武器を持つ構成員達が町を荒らすように暴れまわる。
「おらあ! こんな好き勝手にこの規模の都市を暴れまわれるなんて最高だな!」
好き勝手暴れながら一人が言う。
「だが、誰も居ねえな? まるで廃墟だ。人が住んでいた後は残ってるのによお」
そう呟くのも無理はない。なぜか彼らの暴れている北部の家から人が消えていた。
「この襲撃も読まれてたんだろう。未来予知だっけ? 未だに半信半疑だが……こうも人っ子一人居ねえと不気味だな」
構成員の予想は当たっていた。あらかじめ襲撃を予知したシビルが領民を避難させたのだ。
町を堂々と闊歩する構成員達に矢の雨が降り注ぐ。
「ぐあああ! どこからだ?」
周囲に敵兵の姿は見えなかった。周囲の家の窓から矢じりの反射する光が見えた。
「こいつら、家の中に潜んでやがる! 中に入って殺せ!」
「放てえ!」
イヴの号令と共に再び矢の雨が降り注ぐ。矢の雨で敵兵は減ったもののまだ多くの構成員が残っている。
彼らが矢が降って来た家へと流れ込む。
「ぐええ!」
家に侵入した瞬間、彼らは穴に落ちた。時間がなかったため、シンプルな落とし穴だが、まさか家の中に仕込んでいるとは思っていなかったらしい。

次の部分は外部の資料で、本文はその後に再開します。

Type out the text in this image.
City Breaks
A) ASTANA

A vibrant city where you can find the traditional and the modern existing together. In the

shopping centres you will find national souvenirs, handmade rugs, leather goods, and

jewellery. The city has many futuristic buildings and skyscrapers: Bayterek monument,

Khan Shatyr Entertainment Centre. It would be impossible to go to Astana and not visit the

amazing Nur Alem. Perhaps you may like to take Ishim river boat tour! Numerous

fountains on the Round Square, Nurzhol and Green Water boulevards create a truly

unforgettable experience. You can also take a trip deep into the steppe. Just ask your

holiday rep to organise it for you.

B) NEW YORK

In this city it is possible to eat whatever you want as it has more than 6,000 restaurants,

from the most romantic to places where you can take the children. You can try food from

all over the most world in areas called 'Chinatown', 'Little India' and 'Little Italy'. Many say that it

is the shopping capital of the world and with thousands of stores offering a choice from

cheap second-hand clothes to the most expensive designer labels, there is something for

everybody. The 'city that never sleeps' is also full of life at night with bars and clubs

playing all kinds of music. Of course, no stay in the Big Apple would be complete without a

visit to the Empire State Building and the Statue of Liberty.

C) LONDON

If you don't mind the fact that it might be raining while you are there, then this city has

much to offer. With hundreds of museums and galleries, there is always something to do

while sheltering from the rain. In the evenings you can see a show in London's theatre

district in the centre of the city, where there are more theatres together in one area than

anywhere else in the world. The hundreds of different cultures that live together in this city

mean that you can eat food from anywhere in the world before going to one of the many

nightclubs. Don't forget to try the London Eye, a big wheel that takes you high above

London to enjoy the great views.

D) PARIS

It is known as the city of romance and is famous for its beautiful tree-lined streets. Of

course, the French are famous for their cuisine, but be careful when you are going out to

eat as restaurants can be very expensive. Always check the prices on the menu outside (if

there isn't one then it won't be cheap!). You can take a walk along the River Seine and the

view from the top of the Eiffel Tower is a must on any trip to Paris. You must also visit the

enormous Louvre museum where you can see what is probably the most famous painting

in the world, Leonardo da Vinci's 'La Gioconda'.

穴に落ちた構成員達に、槍の雨が降り注ぐ。どこも成功したのか、多くの家から悲鳴が聞こえる。
「まだ……敵の方が多そうね」
イヴは二階の窓から外を見る。
混乱している構成員の中で、一人だけ落ち着いた男がいる。司祭服を着た男は、女性とその娘の髪を掴み、引き摺っていた。
「お願いします……娘だけは……」
母親の必死の懇願が町に響く。
「ほう。ならばお前か、娘どちらかのみ救ってやろう」
その男は笑う。
「本当ですか? では娘を!」
母親が大声を上げる。
「では、娘を救おう」
男はそう言って、母から手を放すと、剣を娘に向ける。
「風弾!」
次の瞬間、風の弾丸がその剣を弾き飛ばした。
男は不快そうに弾丸が飛んできた方向に顔を向ける。
「屑が……!」
そこにはレイピアを携え男を睨みつけるイヴの姿があった。
「これはこれは。騎士様が遂に自慢の穴倉から出てきたか。俺はベッカ。ボピンファミリーの幹部をやってる。お見知りおきを」
そう言って、恭しく頭を下げる。
「娘は助けるのではなかったの?」
「この救いのない世界から、救うと言ったんだよ。勘違いされては困るな。それにしても仲間も随分と少ねえな。二百も居ねえ。捨て駒にされたか?」
周囲を見渡しながら馬鹿にするように笑う。
「貴方如きならこの数で十分よ」
「ハハハ。その人数で、勝てるとでも? お前達、見捨てられたんだよ! 貴族の捨て駒にされたわけだ!」
「愚かね、上も信じられないなんて。貴方の上はそういうひとなのかしら?シビルは、私なら守れると、そう信じて送り出してくれたのよ。 私はシビルを一度もうたがったことなんてないわ。あの人は、部下が犠牲になるくらいなら、自分の身を斬るような、そんな人。だからこそ、命を懸ける価値がある。 イヴ・ノースガルド参る」
イヴはレイピアを上に掲げながら高らかに告げる。
「中々信じてるみたいじゃねえか……! 嫌いだぜ!」
ベッカは顔を歪ませながら言った。